Friday, February 7, 2025
Voice from Shanghai: Germany should work with China to break US dominance
Berliner Zeitung
Voice from Shanghai: Germany should work with China to break US dominance
Michael Maier • 4 hours • 3 minutes reading time
The US technology companies want to continue investing massively in artificial intelligence (AI). The companies are clearly not being slowed down by warnings that were recently made and caused a shock in technology stocks. The Chinese company DeepSeek had presented a model that costs a fraction of the money and delivers comparably good results. Microsoft, Alphabet, Amazon and Meta have invested a total of $246 billion in 2024, reports the Financial Times (FT), up from $151 billion in 2023. This year they want to increase the sum to $320 billion. The funds are to be used to build data centers for chip clusters. According to the FT, the companies believe the effort is necessary "to stay at the forefront of research into large AI language models".
In China, this development is being watched with concern, and not only for competitive reasons. Jiang Feng, Professor of European Studies at Shanghai International Studies University (SISU) and Chairman of the Board of Shanghai Academy for Global Governance and Area Studies (SAGGAS), sees the "combination of technological AI monopoly and political centralization to form political oligarchies" as particularly problematic. The "increasing control over the generation, ownership, participation and distribution of data and information distorts the political ecology." Artificial intelligence is "dominated by a few countries and companies." Chip manufacturer Nvidia holds 90 percent of the GPU market and 80 percent of AI chips. Jiang: "The unprecedented technological monopoly leads to a high concentration of wealth and power, which is not good news for humanity's pursuit of political equality and general prosperity." A few large technology companies are getting bigger and bigger and are using this for political ambitions. This was recently shown by Elon Musk's activities in the EU.
Jiang notes that "technological interventions in politics are becoming more and more frequent at both the national and international levels." The combination of technological and economic monopolies is creating global economic oligarchies in which "a few large technology companies are getting bigger and bigger and the majority are being marginalized to their disadvantage." The global economic system is losing its "healthy balance."
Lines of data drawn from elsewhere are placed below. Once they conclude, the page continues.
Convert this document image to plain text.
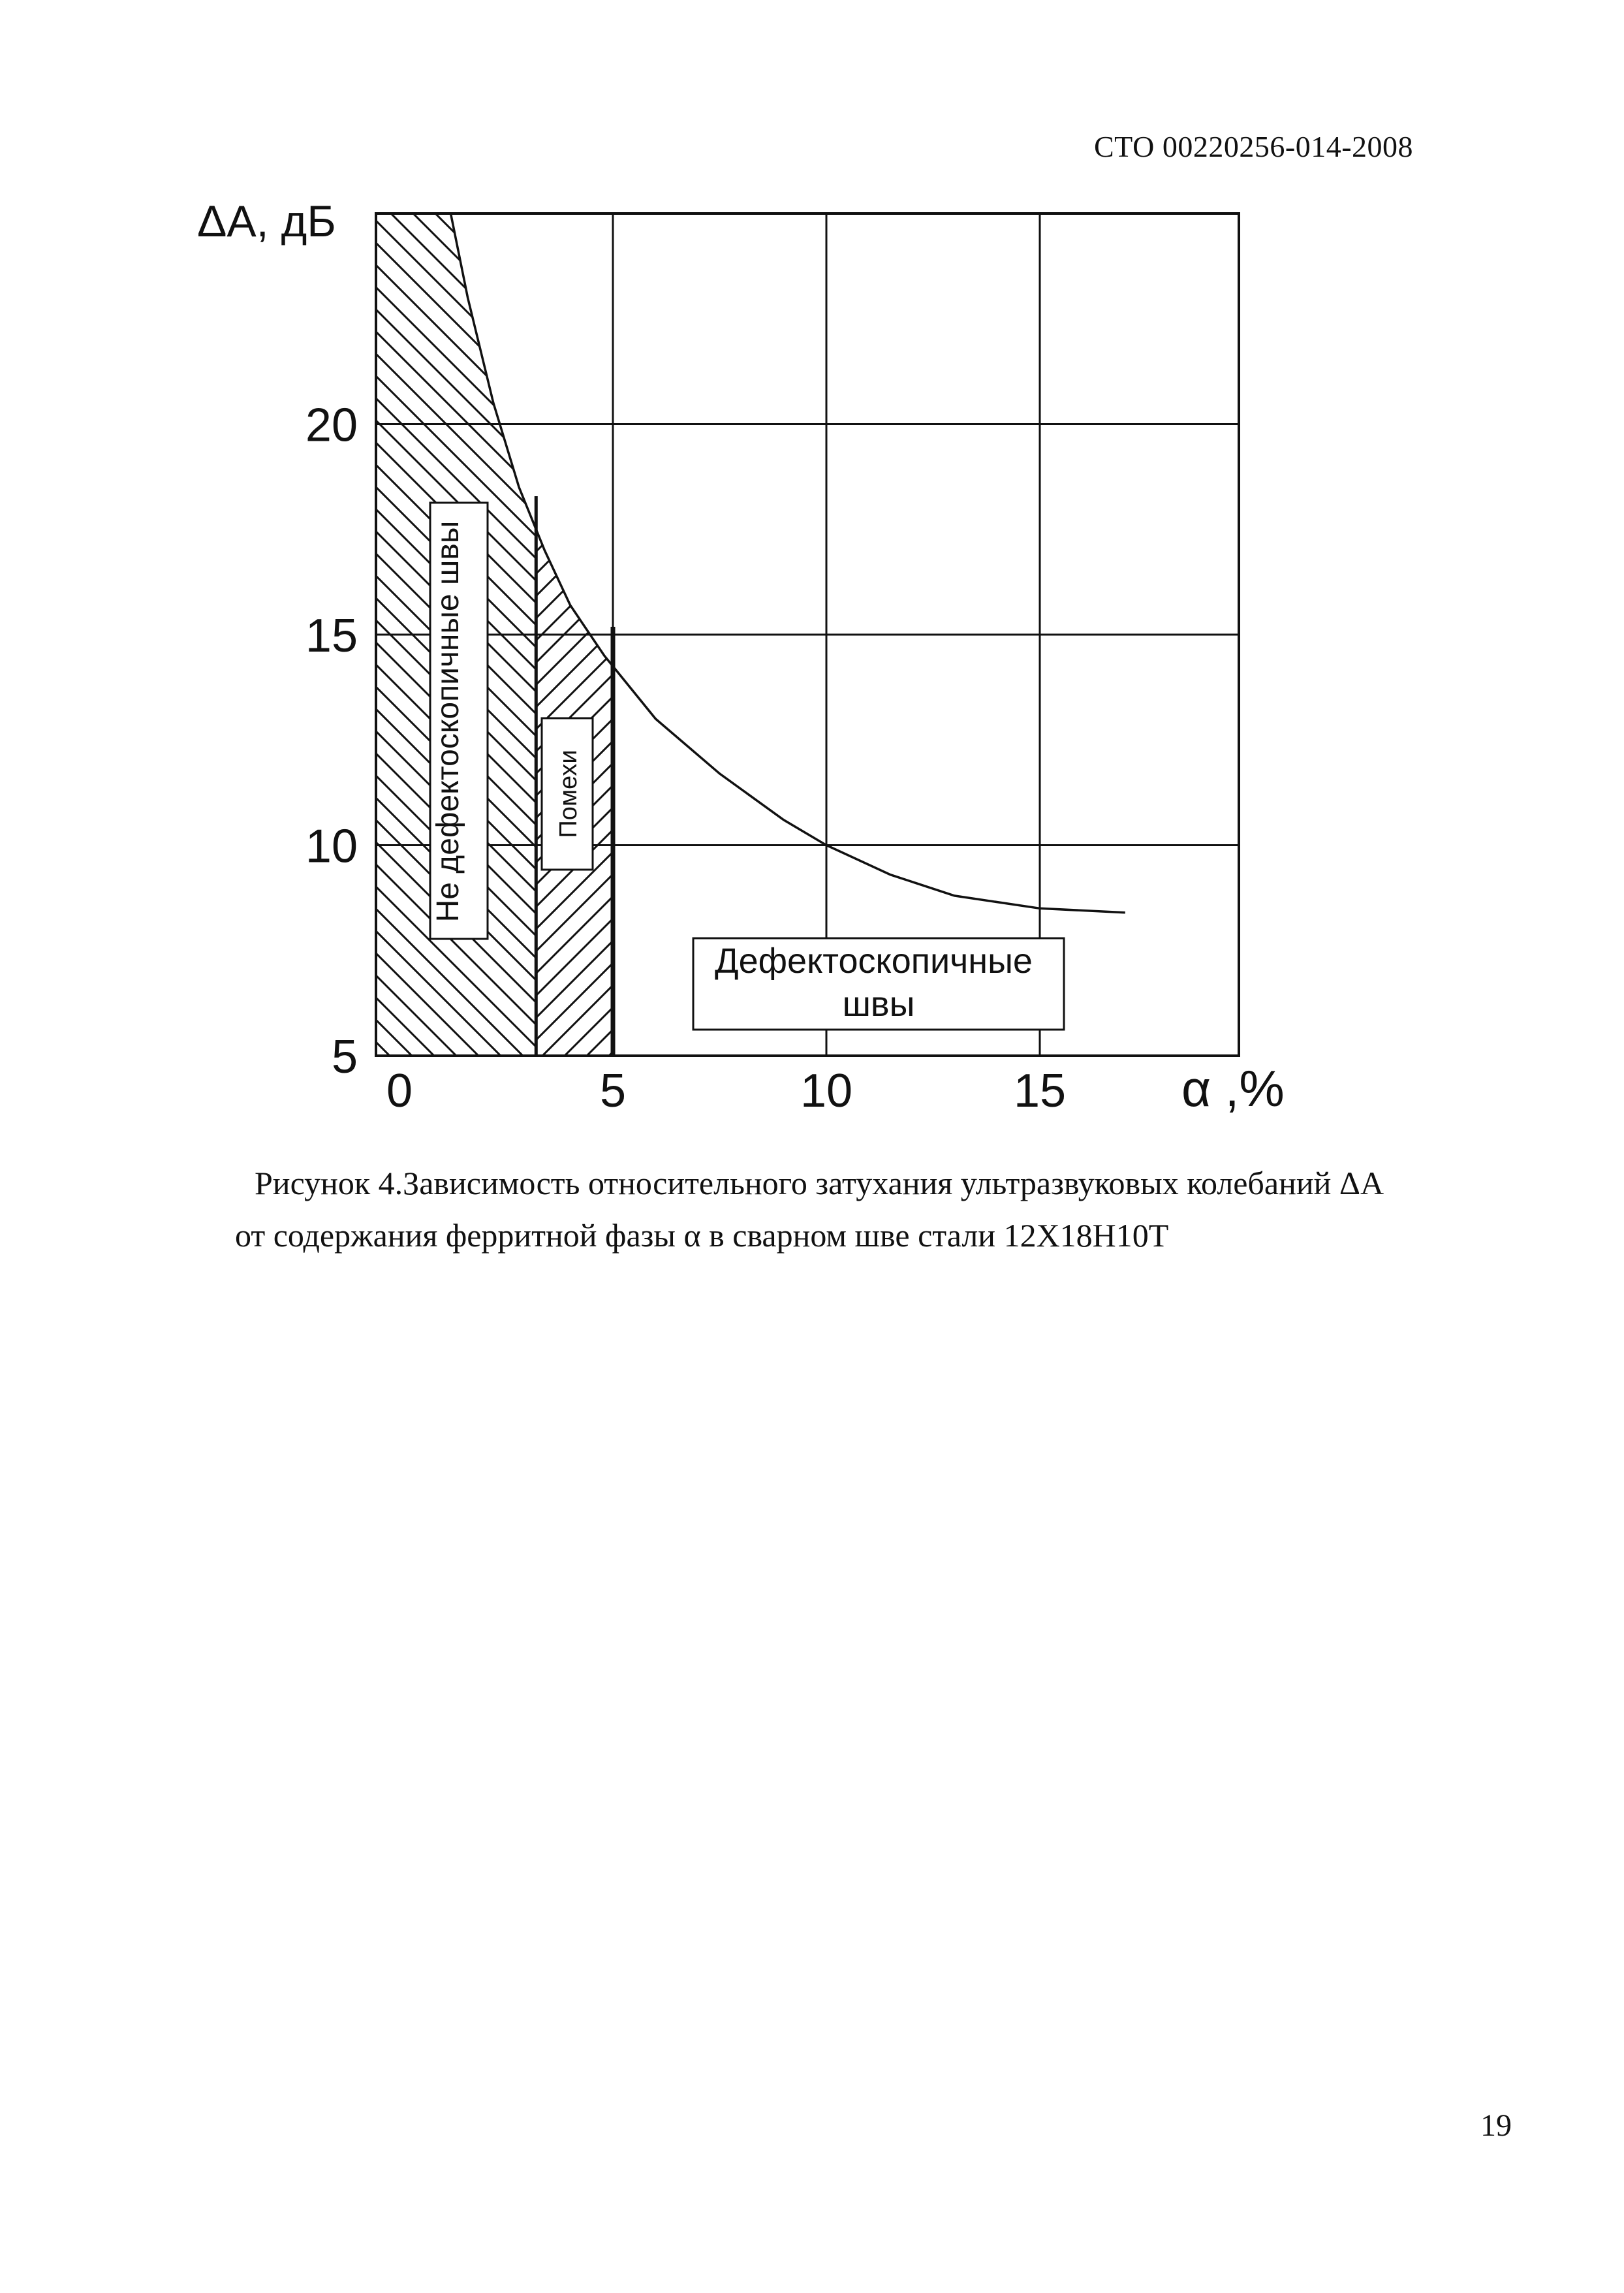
СТО 00220256-014-2008
Не дефектоскопичные швы	Помехи
Дефектоскопичные швы
0	5	10	15
5
10
15
20
ΔA, дБ
α ,%
Рисунок 4.Зависимость относительного затухания ультразвуковых колебаний ΔA
от содержания ферритной фазы α в сварном шве стали 12Х18Н10Т
19
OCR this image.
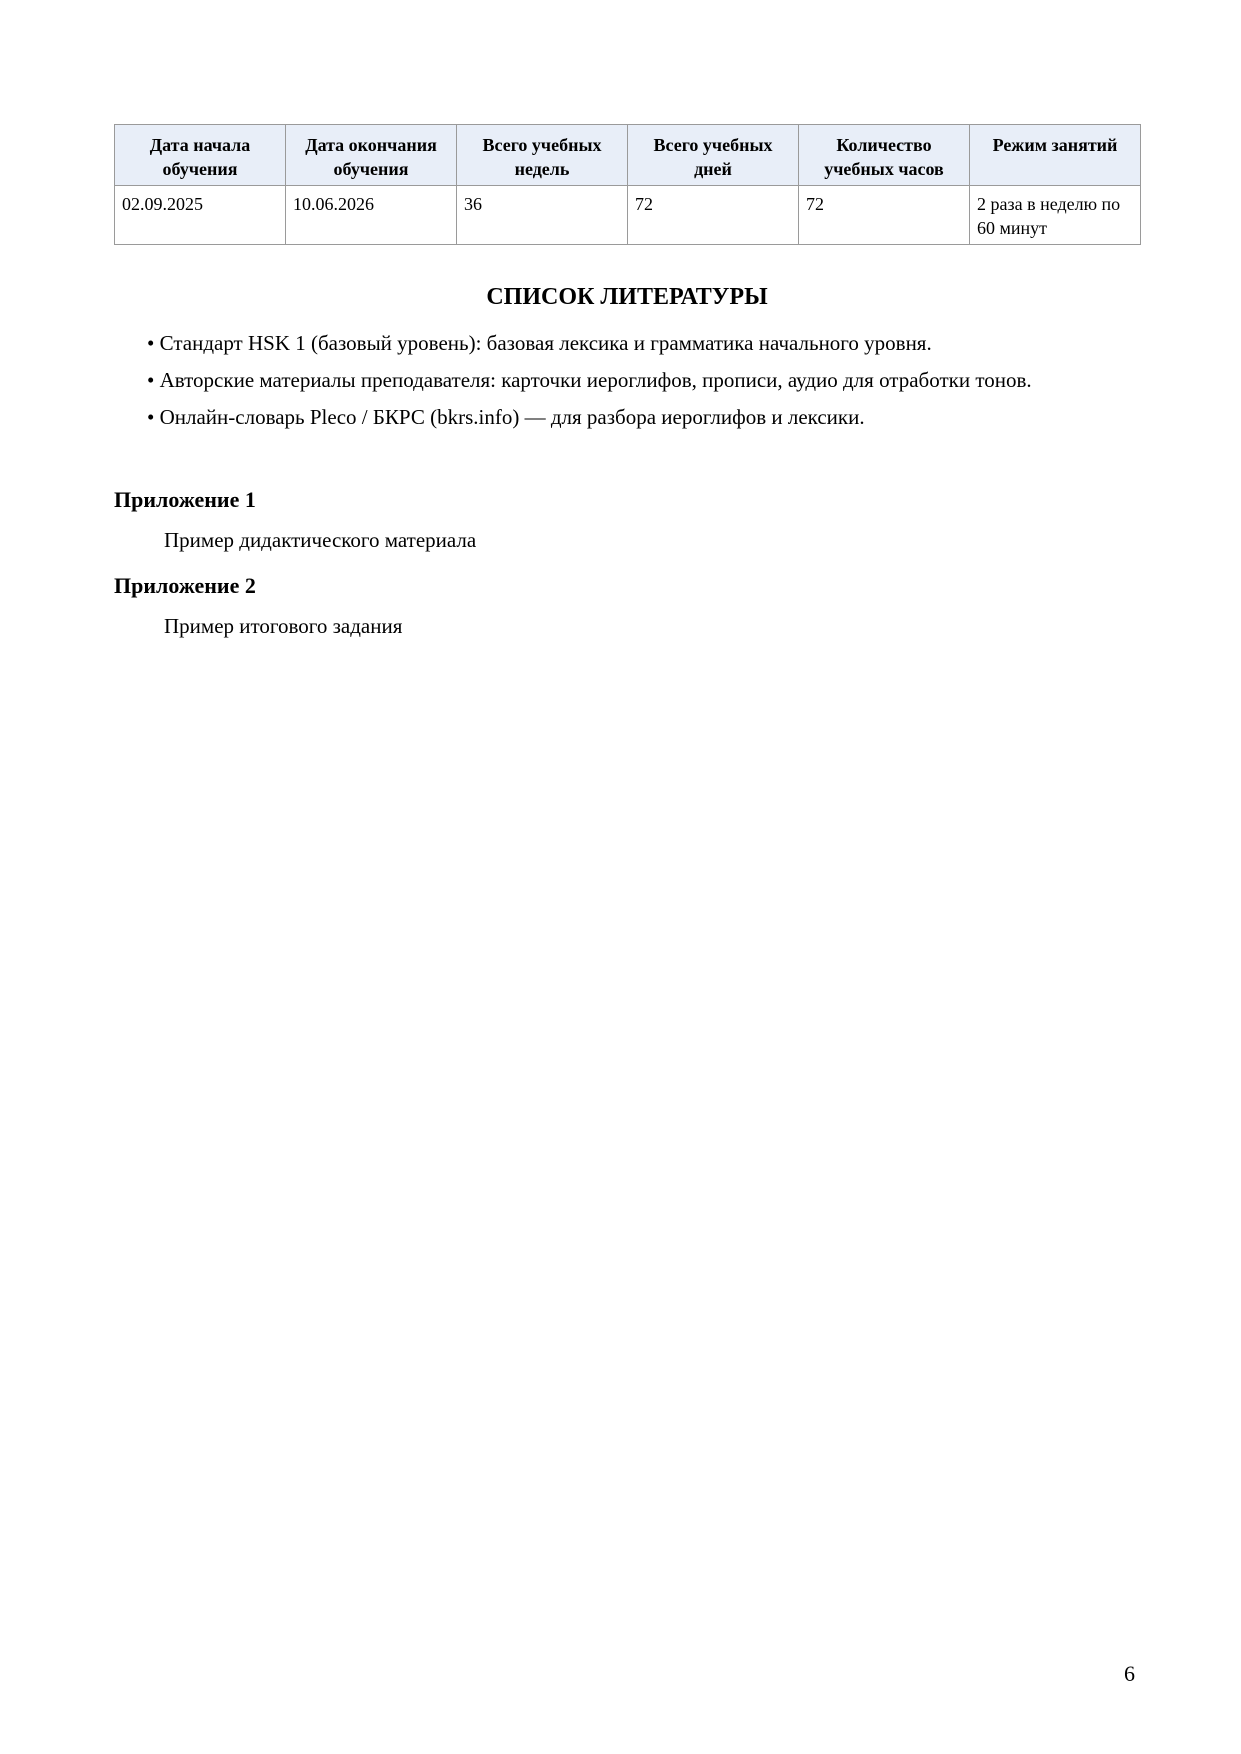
Дата начала обучения	Дата окончания обучения	Всего учебных недель	Всего учебных дней	Количество учебных часов	Режим занятий
02.09.2025	10.06.2026	36	72	72	2 раза в неделю по 60 минут
СПИСОК ЛИТЕРАТУРЫ
• Стандарт HSK 1 (базовый уровень): базовая лексика и грамматика начального уровня.
• Авторские материалы преподавателя: карточки иероглифов, прописи, аудио для отработки тонов.
• Онлайн-словарь Pleco / БКРС (bkrs.info) — для разбора иероглифов и лексики.
Приложение 1

Пример дидактического материала

Приложение 2

Пример итогового задания

6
In order to restore balance, monopolies must be prevented. Jiang sees the EU as a role model in this regard because it has an "effective regulatory system." Europe is "still free of AI monopolies and the resulting concentration of power." Europe's approach to striking a balance between promotion and restriction in the field of AI technology is exemplary. Germany is a "pioneer" in this regard.
Jiang gives an interesting assessment of the Chinese perspective: "The Chinese, who generally trust technological progress, have become increasingly concerned in recent years about the negative effects of technological progress, especially the misuse and violation of personal data. The EU has a proven track record of restricting algorithmic technology and data access to protect individual rights, and China has also introduced regulations in this area. There is room for cooperation between China and Europe in this regard, and they can jointly contribute to global AI development and governance.”
To achieve these goals, China and Germany should work together on AI. Both countries play a leading role in artificial intelligence, although still well behind the US. Neither has the “problem of high concentration of political power through the high-tech monopoly.” Germany and China strive to “maintain a balance between technology and politics.” Both also want “AI governance at a global level,” which would form the basis for cooperation between the two countries. From a practical point of view, China and Germany could work together on AI in non-sensitive areas such as climate change, healthcare and open source.
Jiang regrets that the previously close cooperation between Chinese and German universities, research institutes and companies in the field of AI has been weakened in recent years by the “de-risking” policy: “German universities have been warned by German authorities, including the BMBF, that cooperation with Chinese universities could endanger Germany’s national interests.